Let $M$ be a smooth manifold with a complete Riemannian metric $g$ and $E$ a smooth vector bundle over $M$ with an inner product and compatible connection $\nabla$. Let $K: E \rightarrow E$ be a smooth bundle map. Then I believe the following is true:

Given any smooth compactly supported section $u_0$ of $E$, there exists a unique solution $u: [0,\infty) \times M \rightarrow E$ of the linear heat equation $$ \partial_t u = g^{ij}\nabla_i\nabla_j u + Ku $$ such that $u$ is smooth for $t > 0$ and the $L^p$ norm of $u(t,\cdot)$ is bounded for each $t \ge 0$ and $1 \le p \le \infty$.

If I'm wrong, please explain. Otherwise, is there a reference for this somewhere? If not the exact theorem, a proof of a similar theorem that can be adapted to a proof of this?

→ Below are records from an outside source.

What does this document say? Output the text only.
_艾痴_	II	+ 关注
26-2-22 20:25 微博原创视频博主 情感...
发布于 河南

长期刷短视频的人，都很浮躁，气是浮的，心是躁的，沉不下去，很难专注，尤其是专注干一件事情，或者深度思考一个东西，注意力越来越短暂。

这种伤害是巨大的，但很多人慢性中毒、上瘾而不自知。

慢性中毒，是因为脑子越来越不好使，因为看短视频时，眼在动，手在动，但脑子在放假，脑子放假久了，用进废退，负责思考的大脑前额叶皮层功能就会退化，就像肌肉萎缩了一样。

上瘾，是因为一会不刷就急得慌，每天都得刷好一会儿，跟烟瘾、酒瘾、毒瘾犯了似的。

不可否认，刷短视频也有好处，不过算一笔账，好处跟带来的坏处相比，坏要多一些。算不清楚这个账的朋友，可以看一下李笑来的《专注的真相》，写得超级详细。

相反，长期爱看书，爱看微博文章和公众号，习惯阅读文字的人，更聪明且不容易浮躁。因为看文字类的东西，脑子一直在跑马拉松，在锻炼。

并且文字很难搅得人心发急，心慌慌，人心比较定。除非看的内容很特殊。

ADDED: I'm mostly interested in proving the existence statement and preferably using a standard PDE approach. It appears to me that there is a straightforward argument starting by approximating the equation by the standard constant coefficient heat equation on a sufficiently small co-ordinate chart and patching together local solutions to the constant coefficient equation to get a global section. You then use a priori estimates to show that the global section is an approximate solution to the original system. This can then be iterated into an exact solution. But the details are a bit tedious, so it would be nice if I could find it all written down somewhere. And it would be nice to be clear about what, if any, assumptions on the Riemannian metric are needed to make this all work.

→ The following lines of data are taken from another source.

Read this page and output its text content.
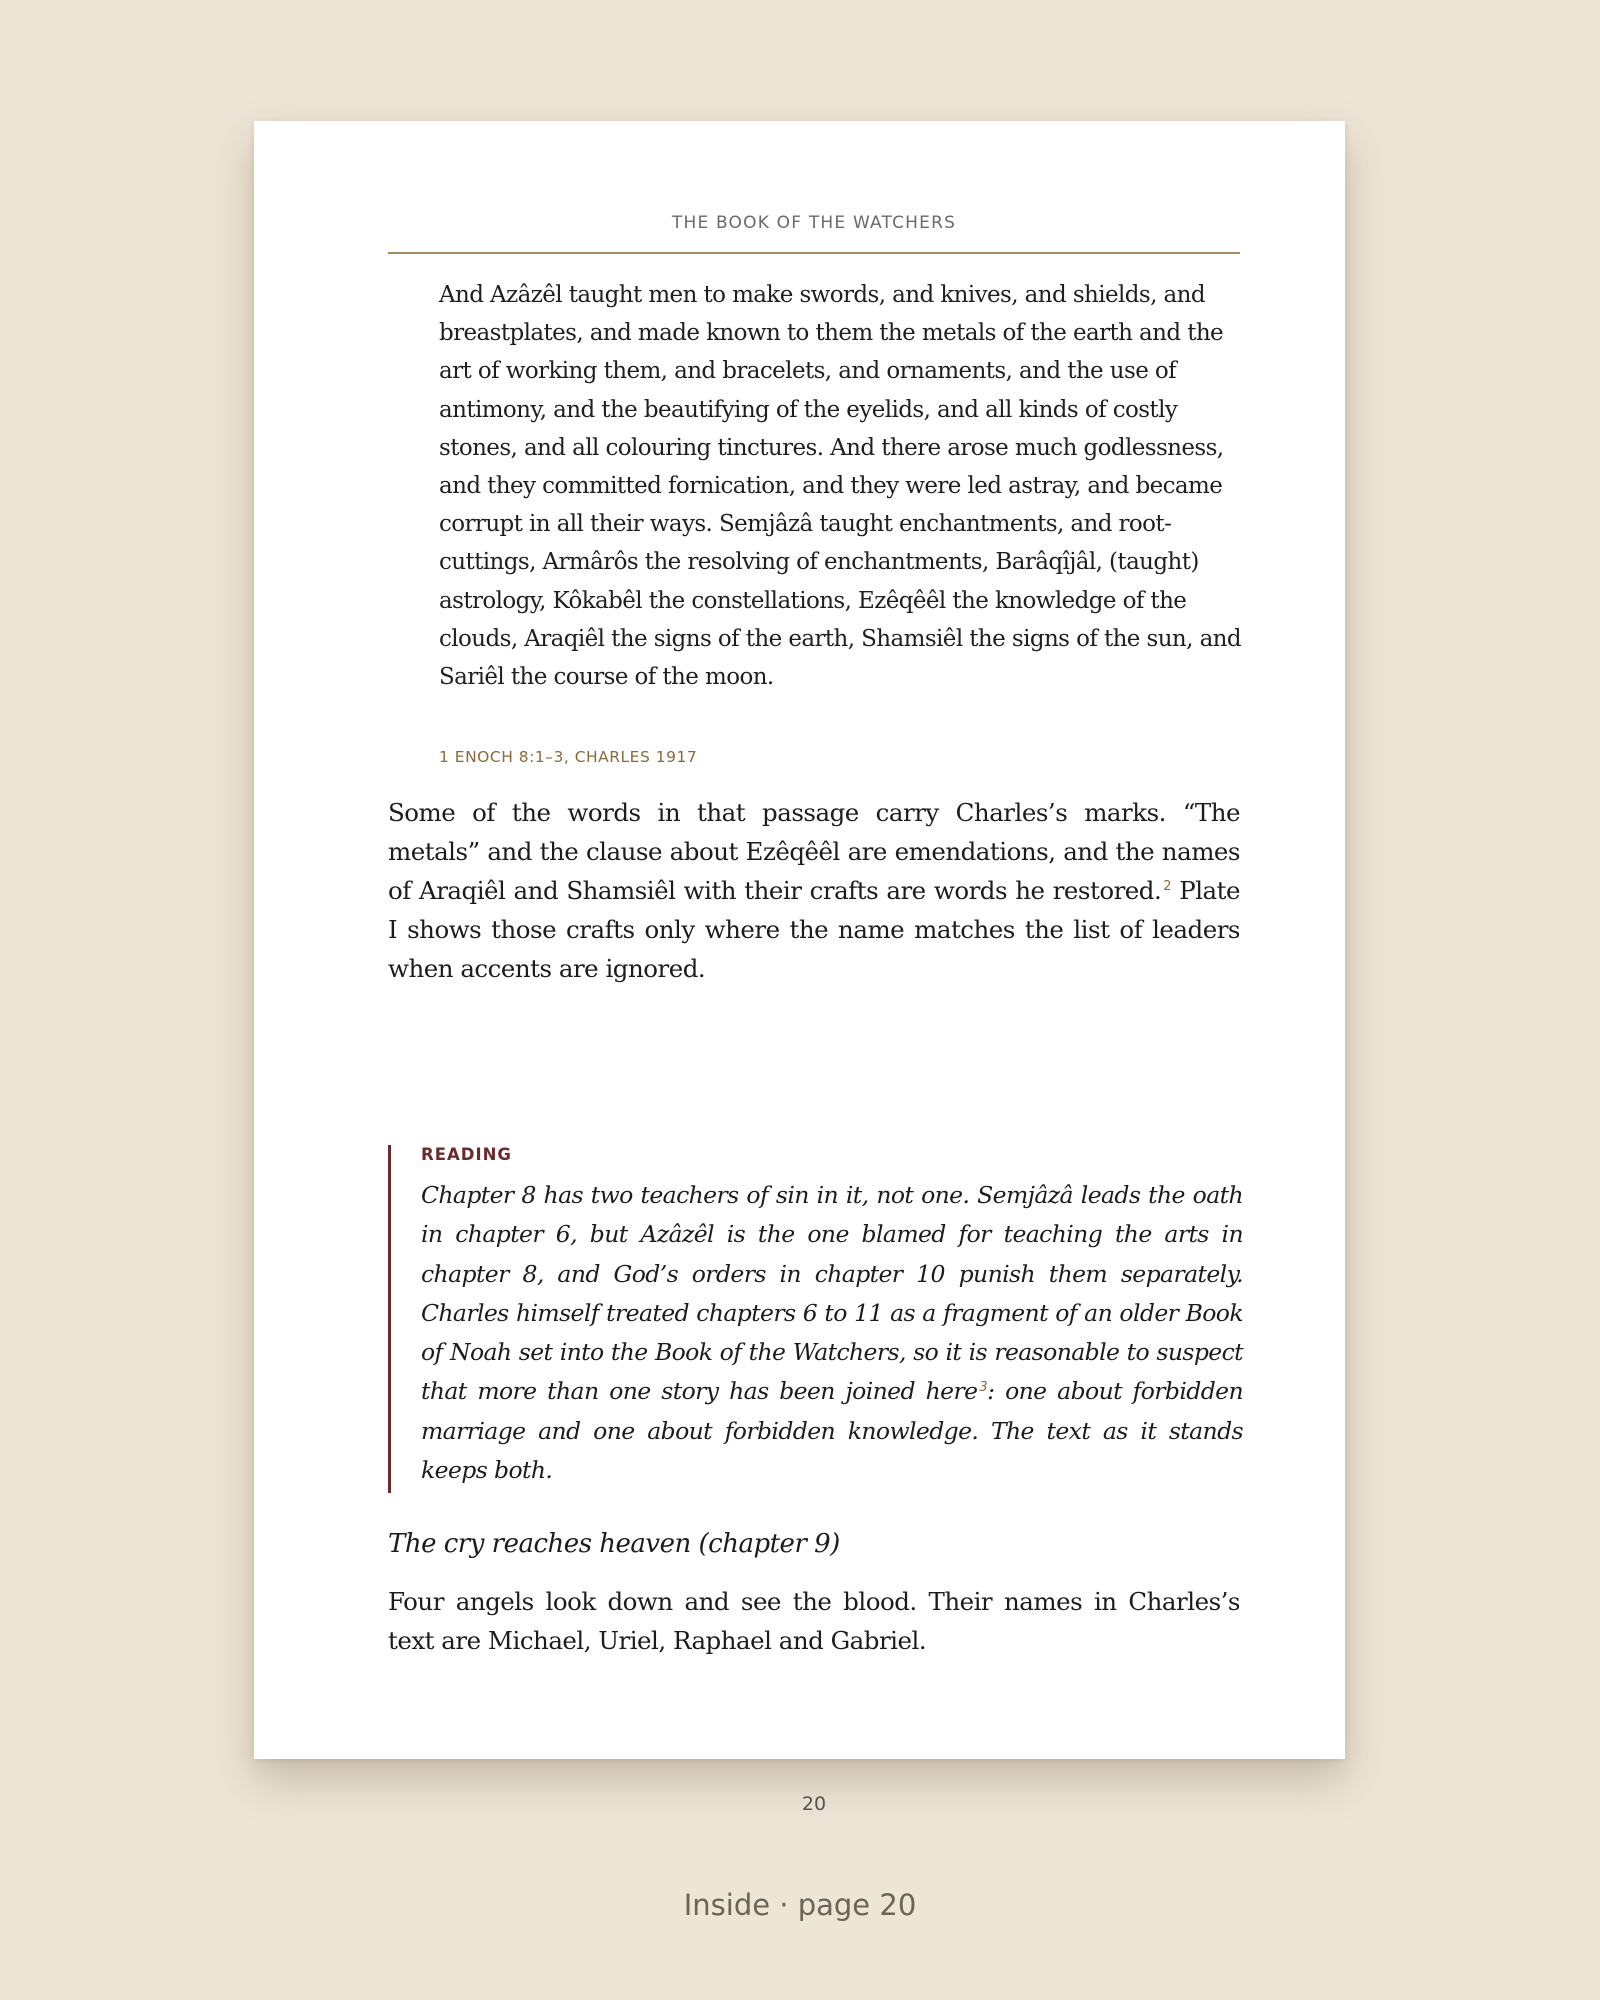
THE BOOK OF THE WATCHERS

And Azâzêl taught men to make swords, and knives, and shields, and breastplates, and made known to them the metals of the earth and the art of working them, and bracelets, and ornaments, and the use of antimony, and the beautifying of the eyelids, and all kinds of costly stones, and all colouring tinctures. And there arose much godlessness, and they committed fornication, and they were led astray, and became corrupt in all their ways. Semjâzâ taught enchantments, and root-cuttings, Armârôs the resolving of enchantments, Barâqîjâl, (taught) astrology, Kôkabêl the constellations, Ezêqêêl the knowledge of the clouds, Araqiêl the signs of the earth, Shamsiêl the signs of the sun, and Sariêl the course of the moon.

1 ENOCH 8:1–3, CHARLES 1917

Some of the words in that passage carry Charles’s marks. “The metals” and the clause about Ezêqêêl are emendations, and the names of Araqiêl and Shamsiêl with their crafts are words he restored. $^2$ Plate I shows those crafts only where the name matches the list of leaders when accents are ignored.

READING

Chapter 8 has two teachers of sin in it, not one. Semjâzâ leads the oath in chapter 6, but Azâzêl is the one blamed for teaching the arts in chapter 8, and God’s orders in chapter 10 punish them separately. Charles himself treated chapters 6 to 11 as a fragment of an older Book of Noah set into the Book of the Watchers, so it is reasonable to suspect that more than one story has been joined here $^3$: one about forbidden marriage and one about forbidden knowledge. The text as it stands keeps both.

The cry reaches heaven (chapter 9)

Four angels look down and see the blood. Their names in Charles’s text are Michael, Uriel, Raphael and Gabriel.

20
Inside · page 20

ADDED: I'm being a little slow here. Since everything is linear and homogeneous, it *suffices* to prove existence for initial data supported on a sufficiently small co-ordinate chart. If you start with compactly supported initial data, then you can always write it as a finite sum, where each term is supported in a sufficiently small open set.

ADDED: I took another quick look at a partition of unity argument for reducing the question to solving a parabolic PDE on an open set in $R^n$. It looks like this really does work pretty easily. But it still seems like something that someone should write up carefully and publish in a book somewhere.